This algorithm reacts two populations of possible output strands together so they can ‘agree on which population is larger’ by forming intermediates that can amplify either output. This arrangement consumes both signal strands, effectively cancelling them against each other, eventually leading to the one that’s present in higher concentration becoming completely dominant. The same algorithm is used in computing across networked systems, and in cells when they divide, Phillips notes, though in DNA programming it’s still slow. ‘This algorithm takes 15 hours,’ he admits. ‘You wouldn’t have a phone that runs on these algorithms. Their advantage is that they can potentially run inside cells.’
Making DNA better?
Rather than chemically synthesising oligonucleotides, Soloveichik and Seelig made their circuits by inserting DNA into Escherichia coli’s genome, breeding the bacteria, and then extracting their DNA again. That overcomes another source of information loss arising from incorrectly synthesised sequences, Phillips says, at comparable cost.
Winfree calls this ‘very impressive and important’, especially for ‘analogue’ computations that allow values between the ones and zeroes specified by digital computing. But while bacteria produce better-functioning circuits, errors in oligonucleotides made chemically ‘are not deal-breakers yet’. ‘In my lab, we design a sequence, send an email to a company and a few days later they send us the DNA. Our typical experiments use maybe $100 (£66) worth of reagents. We don’t really care how they made it, we care that it doesn’t mess up experiments. But I don’t think that synthesis is a major roadblock.’
In fact, Winfree doesn’t see any insurmountable roadblocks to progress along the path to making more complex molecular computing machines using DNA. His collaborators have already designed and built a biochemical oscillator ‘clock’ from DNA, RNA and enzymes and placed it in oil droplets that acted as simple ‘artificial cells’.7 This is a step towards ‘molecular robots,’ Winfree explains. ‘We want a device as small as a cell that can navigate through a chemical environment, emit chemicals that interact with its environment and have chemical sensors to see what’s in it.’ Using DNA computing to deliver the control needed to get the system to do the right thing at the right time is molecular programming, he says.

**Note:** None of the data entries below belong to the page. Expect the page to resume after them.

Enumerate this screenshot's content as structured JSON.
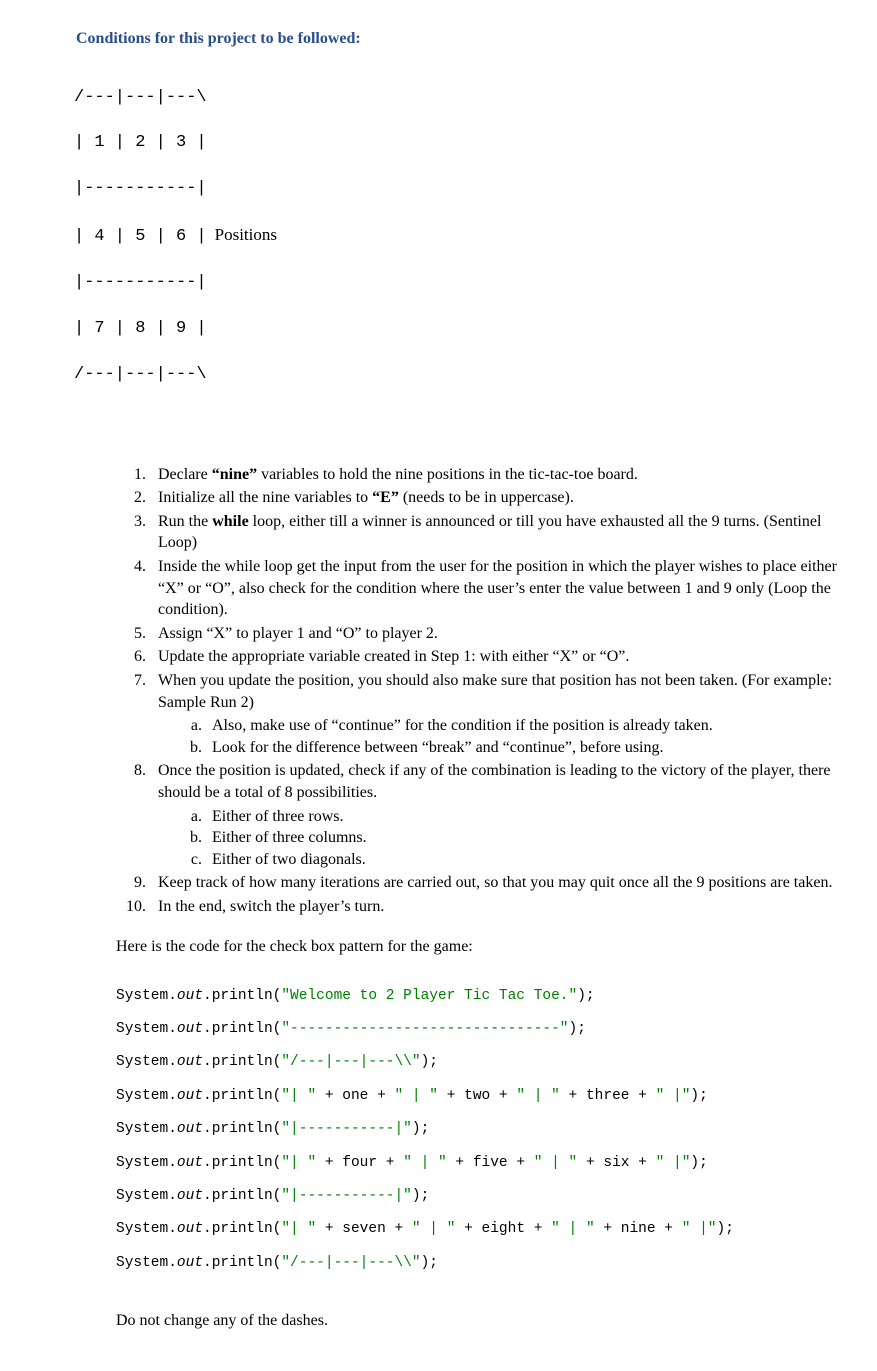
{
  "heading": "Conditions for this project to be followed:",
  "ascii": {
    "top": "/---|---|---\\",
    "row1": "| 1 | 2 | 3 |",
    "sep1": "|-----------|",
    "row2": "| 4 | 5 | 6 |",
    "sep2": "|-----------|",
    "row3": "| 7 | 8 | 9 |",
    "bottom": "/---|---|---\\",
    "positions_label": "Positions"
  },
  "list": {
    "i1a": "Declare ",
    "i1b": "“nine”",
    "i1c": " variables to hold the nine positions in the tic-tac-toe board.",
    "i2a": "Initialize all the nine variables to ",
    "i2b": "“E”",
    "i2c": " (needs to be in uppercase).",
    "i3a": "Run the ",
    "i3b": "while",
    "i3c": " loop, either till a winner is announced or till you have exhausted all the 9 turns. (Sentinel Loop)",
    "i4": "Inside the while loop get the input from the user for the position in which the player wishes to place either “X” or “O”, also check for the condition where the user’s enter the value between 1 and 9 only (Loop the condition).",
    "i5": "Assign “X” to player 1 and “O” to player 2.",
    "i6": "Update the appropriate variable created in Step 1: with either “X” or “O”.",
    "i7": "When you update the position, you should also make sure that position has not been taken. (For example: Sample Run 2)",
    "i7a": "Also, make use of “continue” for the condition if the position is already taken.",
    "i7b": "Look for the difference between “break” and “continue”, before using.",
    "i8": "Once the position is updated, check if any of the combination is leading to the victory of the player, there should be a total of 8 possibilities.",
    "i8a": "Either of three rows.",
    "i8b": "Either of three columns.",
    "i8c": "Either of two diagonals.",
    "i9": "Keep track of how many iterations are carried out, so that you may quit once all the 9 positions are taken.",
    "i10": "In the end, switch the player’s turn."
  },
  "code_intro": "Here is the code for the check box pattern for the game:",
  "code": {
    "sys": "System.",
    "out": "out",
    "println": ".println(",
    "close_stmt": ");",
    "s_welcome": "\"Welcome to 2 Player Tic Tac Toe.\"",
    "s_dashline": "\"-------------------------------\"",
    "s_top": "\"/---|---|---\\\\\"",
    "s_row_open": "\"| \"",
    "s_mid": "\" | \"",
    "s_end": "\" |\"",
    "s_sep": "\"|-----------|\"",
    "v1": "one",
    "v2": "two",
    "v3": "three",
    "v4": "four",
    "v5": "five",
    "v6": "six",
    "v7": "seven",
    "v8": "eight",
    "v9": "nine",
    "plus": " + "
  },
  "dash_note": "Do not change any of the dashes."
}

Progress in programming DNA systems that can interact directly with biochemicals has even converted Ellington. ‘We’re doing a very simplistic thing, to filter noise in molecular diagnostics,’ he says.8 ‘One problem is that if you amplify a target strand, you also amplify unwanted ones. How do you filter signal from noise?’ One answer is circuits that do basic DNA computing using strand displacement. In filtering out such noise, the approach’s selectivity performs a similar function to preventing crosstalk between different signals in Winfree’s circuits.
Ellington is now working with Paratus Diagnostics, which is also based in Austin, to commercialise this technology in devices that can diagnose illnesses from RNA or small molecules in saliva or urine. Ellington hopes it could enable ‘home doctor’ products – but is characteristically realistic on the chances of success. ‘I have no fear the marketplace will tell me exactly what it thinks in the not-distant future,’ he laughs.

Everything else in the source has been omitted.